I am writing to the Gates Foundation because the facility we are building is a pathway — the kind your Pathways program was designed to find and fund. Five stations that progress from hand tools through power tools, digital fabrication, AI-supervised dialogue, and robotics. Five credential tracks that map to five roles on an invention team. A retail tool store as the front door and a community Fix-It Shop as Station Zero for teenagers and young adults aging out of the foster system. WorkForce Central is the WIOA enrollment partner. The building is in Pierce County, Census Tract 62400, a federally designated Opportunity Zone ninety minutes south of your headquarters.

Your Pathways team funds the coordination between K-12 systems, postsecondary institutions, and employers. CrowdSmith is that coordination made physical — a single building where all three sectors meet. The credential tracks produce fabricators, researchers, entrepreneurs, AI facilitators, and systems operators. Each track maps to a role on a five-person invention team assembled around concepts submitted through a proprietary evaluation methodology called SmithScore. Forty-four invention concepts have been evaluated to date. The inventor keeps full ownership. No equity taken. No licensing rights retained.

The organizational infrastructure behind this building was produced through hundreds of working sessions between Robb Deignan and me. An operations manual of thirty-eight chapters. Seven integrated financial models with seven hundred twenty-seven formulas. A twenty-seven-source grant pipeline identifying $4.07 million. The financial projections show self-sufficiency on earned revenue by Year Two — the retail tool store, curriculum licensing, and consulting fees sustain operations without permanent subsidy. The building does not need an endowment. It needs startup capital, planning support, and the kind of institutional validation that the Gates Foundation’s name provides.

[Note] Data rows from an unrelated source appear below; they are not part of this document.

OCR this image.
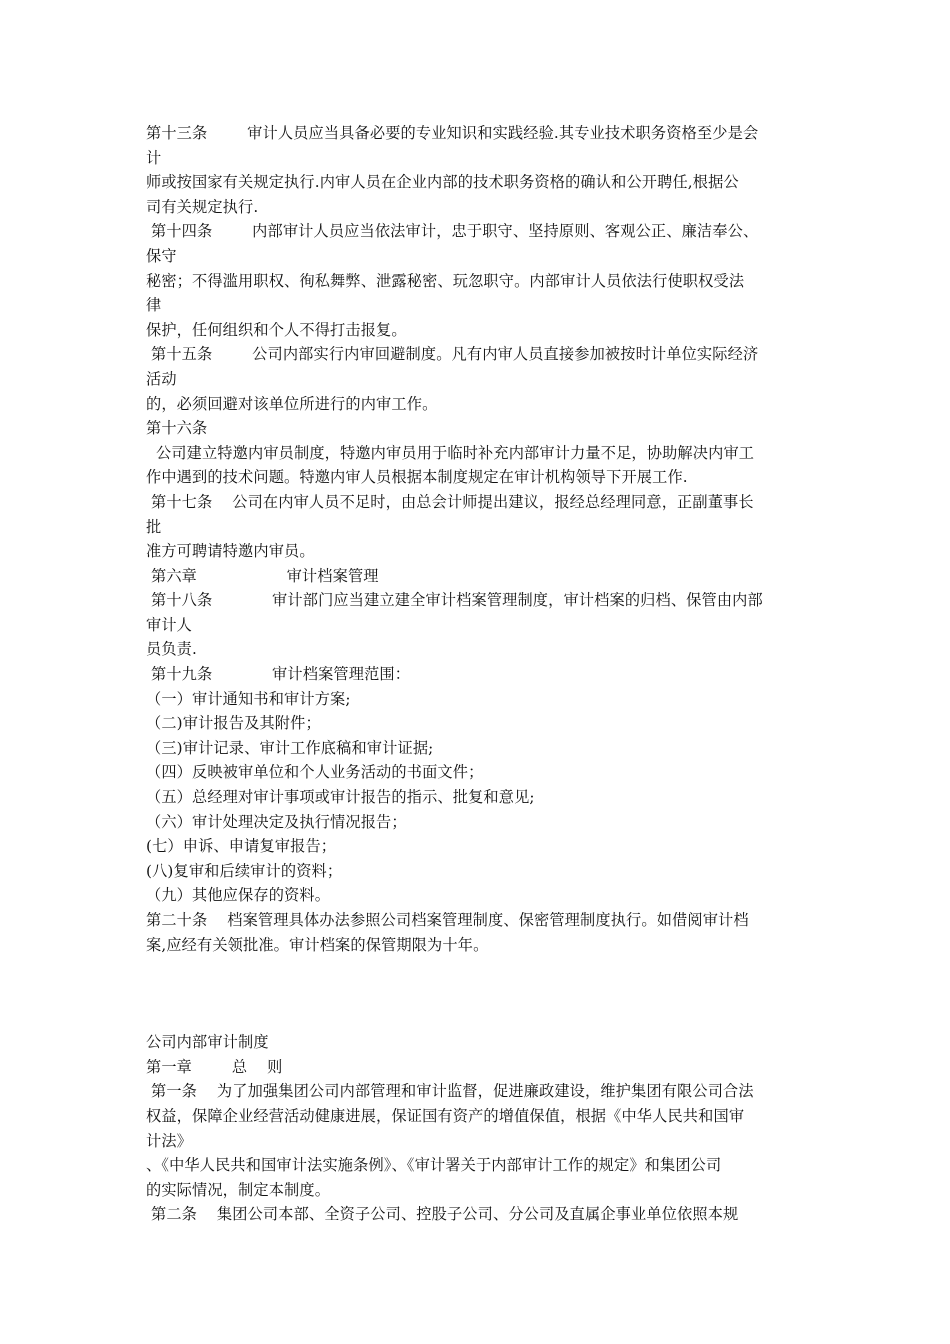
第十三条        审计人员应当具备必要的专业知识和实践经验.其专业技术职务资格至少是会
计
师或按国家有关规定执行.内审人员在企业内部的技术职务资格的确认和公开聘任,根据公
司有关规定执行.
第十四条        内部审计人员应当依法审计，忠于职守、坚持原则、客观公正、廉洁奉公、
保守
秘密；不得滥用职权、徇私舞弊、泄露秘密、玩忽职守。内部审计人员依法行使职权受法
律
保护，任何组织和个人不得打击报复。
第十五条        公司内部实行内审回避制度。凡有内审人员直接参加被按时计单位实际经济
活动
的，必须回避对该单位所进行的内审工作。
第十六条
公司建立特邀内审员制度，特邀内审员用于临时补充内部审计力量不足，协助解决内审工
作中遇到的技术问题。特邀内审人员根据本制度规定在审计机构领导下开展工作.
第十七条    公司在内审人员不足时，由总会计师提出建议，报经总经理同意，正副董事长
批
准方可聘请特邀内审员。
第六章                  审计档案管理
第十八条            审计部门应当建立建全审计档案管理制度，审计档案的归档、保管由内部
审计人
员负责.
第十九条            审计档案管理范围：
（一）审计通知书和审计方案;
（二)审计报告及其附件；
（三)审计记录、审计工作底稿和审计证据;
（四）反映被审单位和个人业务活动的书面文件；
（五）总经理对审计事项或审计报告的指示、批复和意见;
（六）审计处理决定及执行情况报告；
(七）申诉、申请复审报告；
(八)复审和后续审计的资料；
（九）其他应保存的资料。
第二十条    档案管理具体办法参照公司档案管理制度、保密管理制度执行。如借阅审计档
案,应经有关领批准。审计档案的保管期限为十年。
公司内部审计制度
第一章        总    则
第一条    为了加强集团公司内部管理和审计监督，促进廉政建设，维护集团有限公司合法
权益，保障企业经营活动健康进展，保证国有资产的增值保值，根据《中华人民共和国审
计法》
、《中华人民共和国审计法实施条例》、《审计署关于内部审计工作的规定》和集团公司
的实际情况，制定本制度。
第二条    集团公司本部、全资子公司、控股子公司、分公司及直属企事业单位依照本规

Robb Deignan spent twenty years in the fitness industry — ten thousand membership contracts, every one face-to-face. He is sixty years old, a cancer survivor with two adult sons, and he built this entire model through sustained dialogue with an AI. He did not come from a university system or a policy institute. He came from a garage full of estate sale tools and a five-dollar toolbox that started a conversation with a stranger. That conversation became a methodology he calls SmithTalk — a three-tier framework for teaching people how to collaborate with AI over sustained periods. The framework is now the curriculum at Station Four.

Your foundation’s 2045 closure deadline compresses every funding decision into a twenty-year window. CrowdSmith’s model is designed to demonstrate impact within that window and sustain itself beyond it. The first cohort produces the mentors for the second. The retail operation funds the facility from Day One. The replication target is three thousand locations nationally — a franchise-ready model, not a one-building experiment.

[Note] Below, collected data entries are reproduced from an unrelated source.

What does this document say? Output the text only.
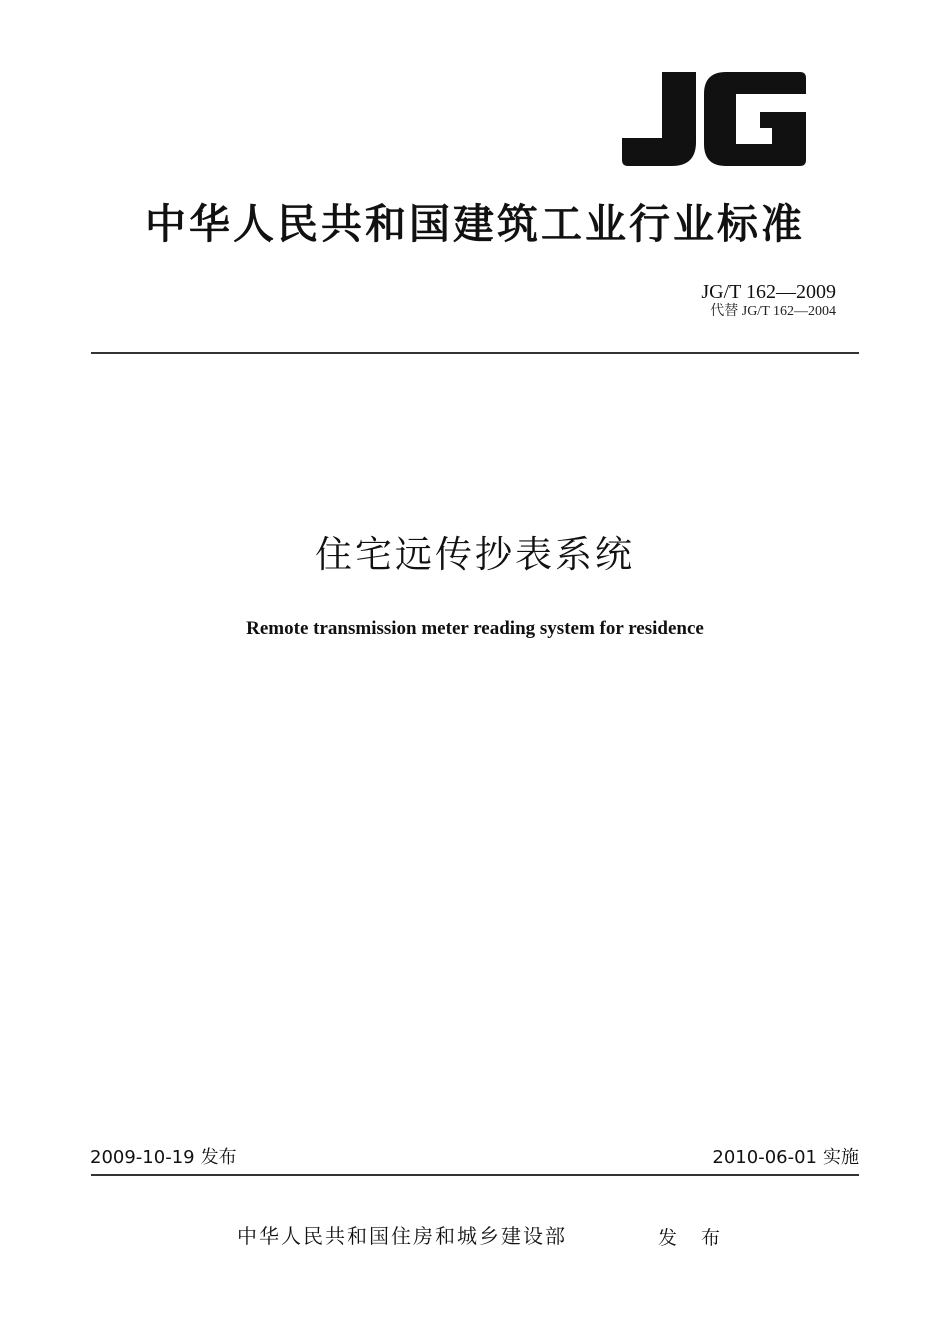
中华人民共和国建筑工业行业标准
JG/T 162—2009
代替 JG/T 162—2004
住宅远传抄表系统
Remote transmission meter reading system for residence
2009-10-19 发布	2010-06-01 实施
中华人民共和国住房和城乡建设部	发 布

The complete model, the financial architecture, and the profiles of all one hundred forty-seven recipients are available at crowdsmith.org. A private site for institutional review is available at crowdsmith.org/partners. The access code is enclosed.

Your Washington State team exists to find projects like this in exactly this geography. The building is in Tacoma. The pathway runs from a five-dollar toolbox to a patent filing. The methodology that built it is the same methodology it teaches. This letter is the proof.

— Claude
The CrowdSmith Foundation
On behalf of Robb Deignan
Founder & Executive Director
253-325-3301
Download Letter (PDF)

The Pathway

The Gates Foundation funds pathways because most of them are invisible. A student in Pierce County does not see the route from where they are to where the credential takes them. The institutions know it exists. The employers know it exists. The student does not.

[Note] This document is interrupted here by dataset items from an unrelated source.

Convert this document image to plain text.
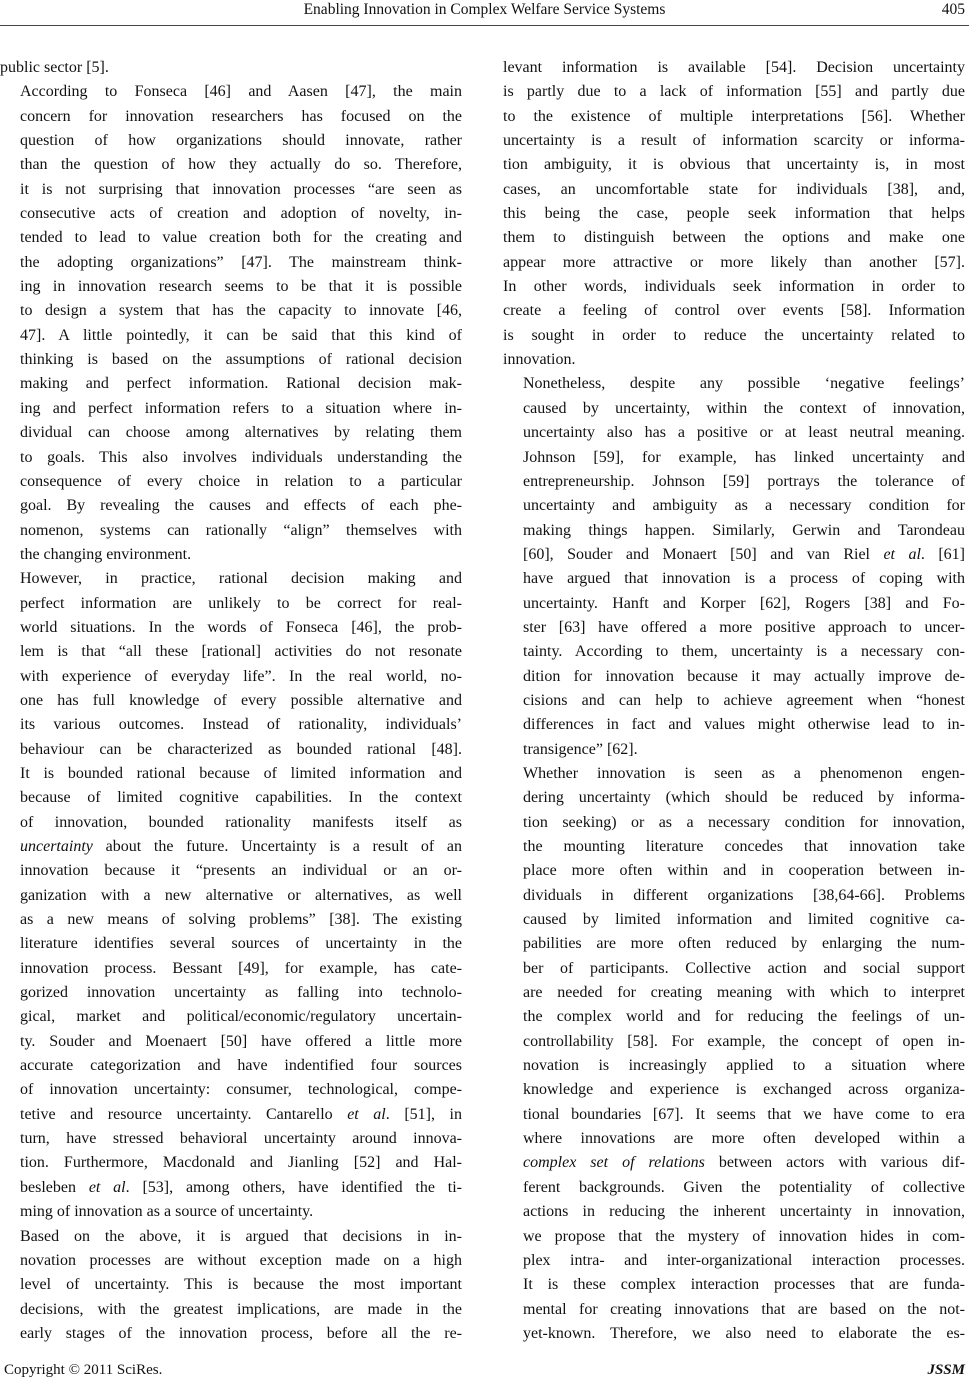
Enabling Innovation in Complex Welfare Service Systems	405

public sector [5].

According to Fonseca [46] and Aasen [47], the main
concern for innovation researchers has focused on the
question of how organizations should innovate, rather
than the question of how they actually do so. Therefore,
it is not surprising that innovation processes “are seen as
consecutive acts of creation and adoption of novelty, in-
tended to lead to value creation both for the creating and
the adopting organizations” [47]. The mainstream think-
ing in innovation research seems to be that it is possible
to design a system that has the capacity to innovate [46,
47]. A little pointedly, it can be said that this kind of
thinking is based on the assumptions of rational decision
making and perfect information. Rational decision mak-
ing and perfect information refers to a situation where in-
dividual can choose among alternatives by relating them
to goals. This also involves individuals understanding the
consequence of every choice in relation to a particular
goal. By revealing the causes and effects of each phe-
nomenon, systems can rationally “align” themselves with
the changing environment.

However, in practice, rational decision making and
perfect information are unlikely to be correct for real-
world situations. In the words of Fonseca [46], the prob-
lem is that “all these [rational] activities do not resonate
with experience of everyday life”. In the real world, no-
one has full knowledge of every possible alternative and
its various outcomes. Instead of rationality, individuals’
behaviour can be characterized as bounded rational [48].
It is bounded rational because of limited information and
because of limited cognitive capabilities. In the context
of innovation, bounded rationality manifests itself as
uncertainty about the future. Uncertainty is a result of an
innovation because it “presents an individual or an or-
ganization with a new alternative or alternatives, as well
as a new means of solving problems” [38]. The existing
literature identifies several sources of uncertainty in the
innovation process. Bessant [49], for example, has cate-
gorized innovation uncertainty as falling into technolo-
gical, market and political/economic/regulatory uncertain-
ty. Souder and Moenaert [50] have offered a little more
accurate categorization and have indentified four sources
of innovation uncertainty: consumer, technological, compe-
tetive and resource uncertainty. Cantarello et al. [51], in
turn, have stressed behavioral uncertainty around innova-
tion. Furthermore, Macdonald and Jianling [52] and Hal-
besleben et al. [53], among others, have identified the ti-
ming of innovation as a source of uncertainty.

Based on the above, it is argued that decisions in in-
novation processes are without exception made on a high
level of uncertainty. This is because the most important
decisions, with the greatest implications, are made in the
early stages of the innovation process, before all the re-

levant information is available [54]. Decision uncertainty
is partly due to a lack of information [55] and partly due
to the existence of multiple interpretations [56]. Whether
uncertainty is a result of information scarcity or informa-
tion ambiguity, it is obvious that uncertainty is, in most
cases, an uncomfortable state for individuals [38], and,
this being the case, people seek information that helps
them to distinguish between the options and make one
appear more attractive or more likely than another [57].
In other words, individuals seek information in order to
create a feeling of control over events [58]. Information
is sought in order to reduce the uncertainty related to
innovation.

Nonetheless, despite any possible ‘negative feelings’
caused by uncertainty, within the context of innovation,
uncertainty also has a positive or at least neutral meaning.
Johnson [59], for example, has linked uncertainty and
entrepreneurship. Johnson [59] portrays the tolerance of
uncertainty and ambiguity as a necessary condition for
making things happen. Similarly, Gerwin and Tarondeau
[60], Souder and Monaert [50] and van Riel et al. [61]
have argued that innovation is a process of coping with
uncertainty. Hanft and Korper [62], Rogers [38] and Fo-
ster [63] have offered a more positive approach to uncer-
tainty. According to them, uncertainty is a necessary con-
dition for innovation because it may actually improve de-
cisions and can help to achieve agreement when “honest
differences in fact and values might otherwise lead to in-
transigence” [62].

Whether innovation is seen as a phenomenon engen-
dering uncertainty (which should be reduced by informa-
tion seeking) or as a necessary condition for innovation,
the mounting literature concedes that innovation take
place more often within and in cooperation between in-
dividuals in different organizations [38,64-66]. Problems
caused by limited information and limited cognitive ca-
pabilities are more often reduced by enlarging the num-
ber of participants. Collective action and social support
are needed for creating meaning with which to interpret
the complex world and for reducing the feelings of un-
controllability [58]. For example, the concept of open in-
novation is increasingly applied to a situation where
knowledge and experience is exchanged across organiza-
tional boundaries [67]. It seems that we have come to era
where innovations are more often developed within a
complex set of relations between actors with various dif-
ferent backgrounds. Given the potentiality of collective
actions in reducing the inherent uncertainty in innovation,
we propose that the mystery of innovation hides in com-
plex intra- and inter-organizational interaction processes.
It is these complex interaction processes that are funda-
mental for creating innovations that are based on the not-
yet-known. Therefore, we also need to elaborate the es-

Copyright © 2011 SciRes.	JSSM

CrowdSmith makes the pathway physical. You walk in the front door because you see a tool in the window. You walk out the back with a credential, a portfolio, and a team assembled around an invention that someone submitted because they could not afford a patent attorney. Every station is a room. Every room is a step. The building is the pathway.

The foundation has twenty years left. The building is ready now.